Aslında bu satırları yazmadan önce 36 sayfalık bir Crytek rapor dosyası hazırlamıştım. Bunları araştırmam ve yazmam bir haftamı aldı ancak düzenleme ve teyit ettirme işlemleri derken konu en az iki aydır uzadı. Açıkçası Crysis 4’ü üstü kapalı bir şekilde “gelme ihtimali yüksek” diyerekten de bahsedip, “…bakın zamanında demiştik” demek için de hevesliydim (Severim bunu yapmayı). Hatta Crysis 4, benim tahminlerime göre de biraz erken duyuruldu (Çin’in yaptığı sızıntı sağolsun). Normalde beklentim şubat ayı içerisinde olacağı yönündeydi. Aslında güzel de oldu.
Crytek’in, Crysis Remastered Trilogy ve Crysis 4 başta olmak üzere birçok oyunu geliştirdiğini en az iki yıl öncesinden biliyordum. Bu duyurular geldiğine göre birkaç konuda konuşmanın da vakti gelmiştir diye düşünüyorum. Hatta dakikalar önce Avni Yerli’ye ulaşıp, anlatacağım artık dedim. Bundan da çıkarmanız gereken bilgi şudur ki; Bu oyunların piyasaya sürülme düşüncesi, iki yıl ve daha öncesine dayanıyor.
Bilirsiniz ki Crytek, Far Cry ve Crysis serisi ile ön plana çıkmış, Crysis 3 ile son bulana kadar da her yapımı ile kendisinden bahsettirmeyi başarmış bir firma. Crysis 2 ve 3 kimilerine göre sönük oyun kalsa da, bu sönüklük o dönem piyasadaki yerini alan rakiplerinden Killzone, Call of Duty, Battlefield, Metro gibi rakip konumlarındaki FPS oyunlarına karşı değildi.
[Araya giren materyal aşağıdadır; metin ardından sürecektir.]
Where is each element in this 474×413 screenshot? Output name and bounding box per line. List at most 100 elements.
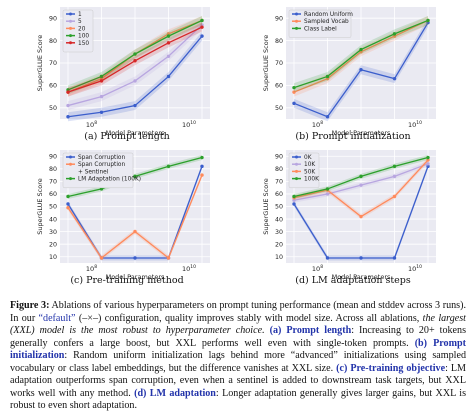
y-axis-label: SuperGLUE Score: [262, 35, 270, 92]
data-point: [133, 174, 137, 179]
legend-label: 1: [78, 12, 82, 18]
panel-caption: (d) LM adaptation steps: [295, 275, 411, 286]
panel-a: 50 60 70 80 90 108 1010 Model Parameters SuperGL…: [36, 7, 210, 142]
legend-label: 20: [78, 26, 86, 32]
data-point: [325, 192, 330, 196]
y-tick-label: 90: [49, 153, 57, 160]
series-band: [68, 20, 202, 111]
data-point: [166, 74, 171, 79]
x-tick-label: 1010: [182, 264, 196, 273]
caption-b-label[interactable]: (b) Prompt initialization: [10, 337, 466, 362]
data-point: [392, 194, 397, 199]
y-tick-label: 40: [49, 216, 57, 223]
data-point: [359, 256, 363, 260]
y-tick-label: 60: [49, 83, 57, 90]
data-point: [99, 110, 104, 114]
legend-label: 150: [78, 41, 89, 47]
y-axis-label: SuperGLUE Score: [36, 178, 44, 235]
caption-c-label[interactable]: (c) Pre-training objective: [336, 362, 446, 374]
data-point: [292, 202, 296, 206]
legend-label: 100: [78, 34, 89, 40]
caption-c-text: : LM adaptation outperforms span corrupt…: [10, 362, 466, 399]
legend-label: + Sentinel: [78, 169, 109, 175]
caption-italic-statement: the largest (XXL) model is the most robu…: [10, 312, 466, 337]
legend-label: 10K: [304, 162, 315, 168]
x-axis-label: Model Parameters: [106, 129, 165, 137]
y-axis-label: SuperGLUE Score: [36, 35, 44, 92]
series-band: [68, 31, 202, 122]
y-tick-label: 60: [275, 191, 283, 198]
data-point: [99, 187, 104, 191]
data-point: [166, 54, 171, 58]
data-point: [66, 115, 70, 119]
legend-label: Class Label: [304, 26, 337, 32]
y-tick-label: 50: [275, 204, 283, 211]
data-point: [66, 206, 70, 210]
legend-label: 0K: [304, 155, 312, 161]
caption-d-text: : Longer adaptation generally gives larg…: [10, 387, 467, 412]
legend-swatch-marker: [295, 12, 298, 16]
x-tick-label: 1010: [408, 120, 422, 129]
y-tick-label: 70: [49, 60, 57, 67]
y-tick-label: 50: [49, 204, 57, 211]
caption-a-text: : Increasing to 20+ tokens generally con…: [10, 325, 466, 349]
data-point: [392, 256, 397, 260]
data-point: [392, 164, 397, 169]
data-point: [66, 90, 70, 94]
x-tick-label: 1010: [408, 264, 422, 273]
caption-a-label[interactable]: (a) Prompt length: [269, 325, 352, 336]
caption-figure-label: Figure 3:: [10, 300, 50, 311]
data-point: [133, 79, 137, 83]
legend-label: 5: [78, 19, 82, 25]
caption-text-3: ) configuration, quality improves stably…: [98, 312, 423, 324]
data-point: [359, 68, 363, 72]
data-point: [166, 41, 171, 45]
panel-caption: (a) Prompt length: [84, 131, 169, 142]
data-point: [133, 229, 137, 234]
data-point: [426, 158, 430, 162]
figure-caption: Figure 3: Ablations of various hyperpara…: [10, 300, 466, 413]
panel-caption: (c) Pre-training method: [70, 275, 183, 286]
panel-b: 50 60 70 80 90 108 1010 Model Parameters SuperGL…: [262, 7, 436, 142]
caption-b-text: : Random uniform initialization lags beh…: [10, 350, 466, 374]
panel-d: 10 20 30 40 50 60 70 80 90 108 1010 Model Parameter…: [262, 150, 436, 286]
legend-swatch-marker: [295, 162, 298, 166]
data-point: [99, 79, 104, 83]
legend-label: Sampled Vocab: [304, 19, 349, 25]
data-point: [200, 155, 204, 160]
caption-text-1: Ablations of various hyperparameters on …: [10, 300, 466, 324]
y-tick-label: 50: [49, 105, 57, 112]
y-tick-label: 80: [275, 166, 283, 173]
x-axis-label: Model Parameters: [332, 129, 391, 137]
legend-swatch-marker: [69, 19, 72, 23]
data-point: [392, 32, 397, 36]
y-tick-label: 30: [275, 229, 283, 236]
data-point: [359, 47, 363, 52]
data-point: [392, 76, 397, 81]
data-point: [133, 59, 137, 63]
y-tick-label: 20: [49, 241, 57, 248]
data-point: [200, 34, 204, 38]
x-tick-label: 108: [86, 264, 97, 273]
y-tick-label: 60: [49, 191, 57, 198]
y-tick-label: 50: [275, 105, 283, 112]
data-point: [325, 256, 330, 260]
y-tick-label: 60: [275, 83, 283, 90]
data-point: [325, 115, 330, 119]
caption-text-2: (: [75, 312, 83, 324]
data-point: [359, 183, 363, 187]
legend-label: Span Corruption: [78, 155, 125, 161]
y-tick-label: 30: [49, 229, 57, 236]
caption-d-label[interactable]: (d) LM adaptation: [134, 387, 216, 399]
x-axis-label: Model Parameters: [106, 273, 165, 281]
data-point: [133, 256, 137, 260]
caption-default-link[interactable]: “default”: [38, 312, 76, 324]
data-point: [166, 164, 171, 169]
data-point: [292, 90, 296, 94]
legend-label: LM Adaptation (100K): [78, 177, 141, 183]
legend-swatch-marker: [69, 12, 72, 16]
legend-swatch-marker: [69, 41, 72, 45]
Kendi serisi içerisinde, bir önceki oyunlarına göre sönüklükten bahsediliyordu. Sebebi ise açıkça basitti: İlk Far Cry oyunu ile dönemin FPS oyunu konusunda kendini zirvede tamamlayan ve halen zirvede olan Half-Life 2’nin beklendiği zamanda piyasaya sunulması ve o dönem hiçbir oyunda görülmeyen grafikler ve oynanış ile açık dünya bir oyun ile herkesin ağzını açık bırakmasıydı. 2007 senesindeki Crysis de bunu beraberinde getirmişti. Hal böyle olunca Crytek GmbH, teknoloji ve oyun konusunda kendini zirveye yerleştirmiş. Bunlarla birlikte büyümeye gitmişti. Çoğu firmanın da örnek aldığı bir firma haline gelmişti. Hatta rakipleri bile teknoloji konusunda defalarca Crytek’e danışmanlık yapmıştı.
Gel gelelim Crysis 2 dönemine; Asıl planlanan Crysis 2 daha farklıydı. Bu Crysis 4 ile mümkün olacak! Aslında bu konuda aktaracağım çok şey var. Oyun 2009 senesinde tıp ki şu an Crysis 4’te de olduğu gibi gizemli bir “Teaser” videosu ile duyurulmuştu ve E3 2009’da konuşma yapan Cevat Yerli, şu anda da olduğu gibi “Her şeyin başında olduklarını…” belirtmişti. Tarih tekerrürden devam ederek bu sefer aynı kelimeler firmanın CEO’su Avni Yerli tarafından geldi.
Tarih tekerrür derken “Oh be sonunda teknolojik yenilikten biraz uzak, AAA oyun yapan Crytek geri döndü” olarak da algılayabilirsiniz bunu. Açıklamam gereken bir şey var; Crytek, Far Cry ve Crysis ile çıtayı yükselten firma, o dönem “Neden sadece FPS oyunları?” diyerekten birçok yerli ve yabancı basının sorularına maruz kalıyordu. Bilenler bilir ki; Tayfun Kumaş olarak ben, Melik Arslan ve Raşit’in Facebook’un popüler olduğu dönemlerde yönettiğimiz “CRYTEK” adlı resmi sayfadan bile fazla takipçiye sahip olan fan sayfamıza da bu yönde sorular geliyordu. Tabii genel olarak fan sayfası olduğumuz için bu konuyu cevapsız bırakıyorduk. Basına yansıyan bilgiler varsa açıklıyorduk sadece. Aradan geçen zaman diliminde ise Gamescom 2010 ya da 2011 fuarında, yerli bir oyun basını da aynı soruyu yönelttiğinde; Avni Yerli kısa bir söz ile konuyu noktalamıştı; “Seviyoruz…”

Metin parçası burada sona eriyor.